Thames Water is worthless: That’s the verdict of its biggest investor

Thames Water’s biggest shareholder has slashed the value of its stake to zero as the crisis engulfing Britain’s largest water supplier deepens.

The Canadian pension fund Omers said it would make a ‘full write down’ of its investment in Thames.

The 31.7 per cent stake in Thames parent company Kemble was valued at as much as £990m at the end of 2021.

This was cut to £700m last year as concerns started to mount over the firm’s debt pile. But the pension fund has said it is now worth nothing.

The update came just a day after Michael McNicholas, a managing director at Omers Infrastructure, quit his role as non-executive director of Thames.

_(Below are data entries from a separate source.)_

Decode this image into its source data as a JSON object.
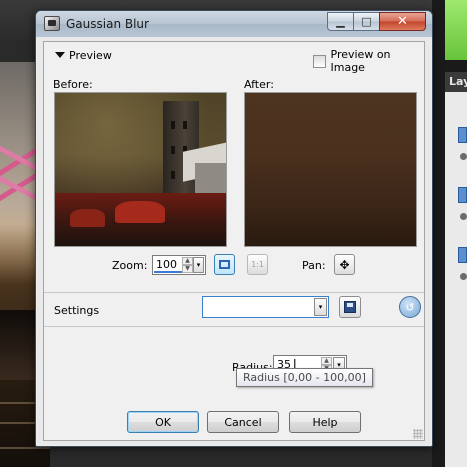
{
  "window": {
    "title": "Gaussian Blur"
  },
  "window_buttons": {
    "minimize": "▁",
    "maximize": "□",
    "close": "✕"
  },
  "preview": {
    "toggle_label": "Preview",
    "preview_on_image_label": "Preview on Image",
    "preview_on_image_checked": false,
    "before_label": "Before:",
    "after_label": "After:",
    "zoom_label": "Zoom:",
    "zoom_value": "100",
    "one_to_one_label": "1:1",
    "pan_label": "Pan:"
  },
  "settings": {
    "label": "Settings",
    "selected_value": ""
  },
  "radius": {
    "label": "Radius:",
    "value": "35",
    "tooltip": "Radius [0,00 - 100,00]"
  },
  "buttons": {
    "ok": "OK",
    "cancel": "Cancel",
    "help": "Help"
  },
  "background": {
    "layers_tab_label": "Lay"
  },
  "icons": {
    "dropdown": "▾",
    "spin_up": "▲",
    "spin_down": "▼",
    "pan": "✥",
    "reset": "↺"
  },
  "colors": {
    "title_bar": "#b8c6d5",
    "close_button": "#c2442b",
    "focus_blue": "#3b7fd0",
    "dialog_bg": "#f0f0f0"
  }
}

Running dry: The Canadian pension fund Omers said it would make a ‘full write down’ of its investment in Thames

The move by Omers to distance itself from Thames underlines the scale of the crisis at the UK’s biggest water company as it fights for survival.

The future of the company, which has an £18billion debt pile, has been in doubt since shareholders last month refused to hand over £500m amid a row with regulator Ofwat. The utility group, which has 16m customers, said shareholders withheld cash because they said demands by regulators left its business plan ‘uninvestable’.

Thames wanted to hike customers’ bills by 40 per cent to fund an £18.7billion investment plan but Ofwat blocked the rise. The parent company also defaulted on debt repayments last month.

Thames Water was privatised in 1989 under Margaret Thatcher, when she sold the nationalised water and sewage industry for £7.6billion. But taxpayers could foot the bill if the Government is forced to bail out Thames, which is facing administration if it cannot raise fresh funds by the end of next year.

Thames has said it aims to spend at least £1.1billion on ‘projects benefiting the environment’.

Ofwat will publish a ruling on all water companies’ five-year plans – including water bills – on June 12.

Severn Trent chief defends £3.2m deal 

In charge: Liv Garfield

In charge: Liv Garfield

Severn Trent’s boss has defended her multi-million pound pay package despite being responsible for over 60,000 sewage spills last year.

Liv Garfield, who has been chief executive since 2014, was handed £3.2m in pay, bonuses and shares in 2023.

The number of sewage spills by Severn Trent reached 60,253, up by more than a third from the year before. Garfield told BBC Radio 4’s Today programme that last year’s spills record ‘doesn’t make me feel good’. 

But she added that the business had ‘made massive progress on river quality’ and ‘improved river health’. The company had made ‘dramatic, dramatic progress’, she claimed.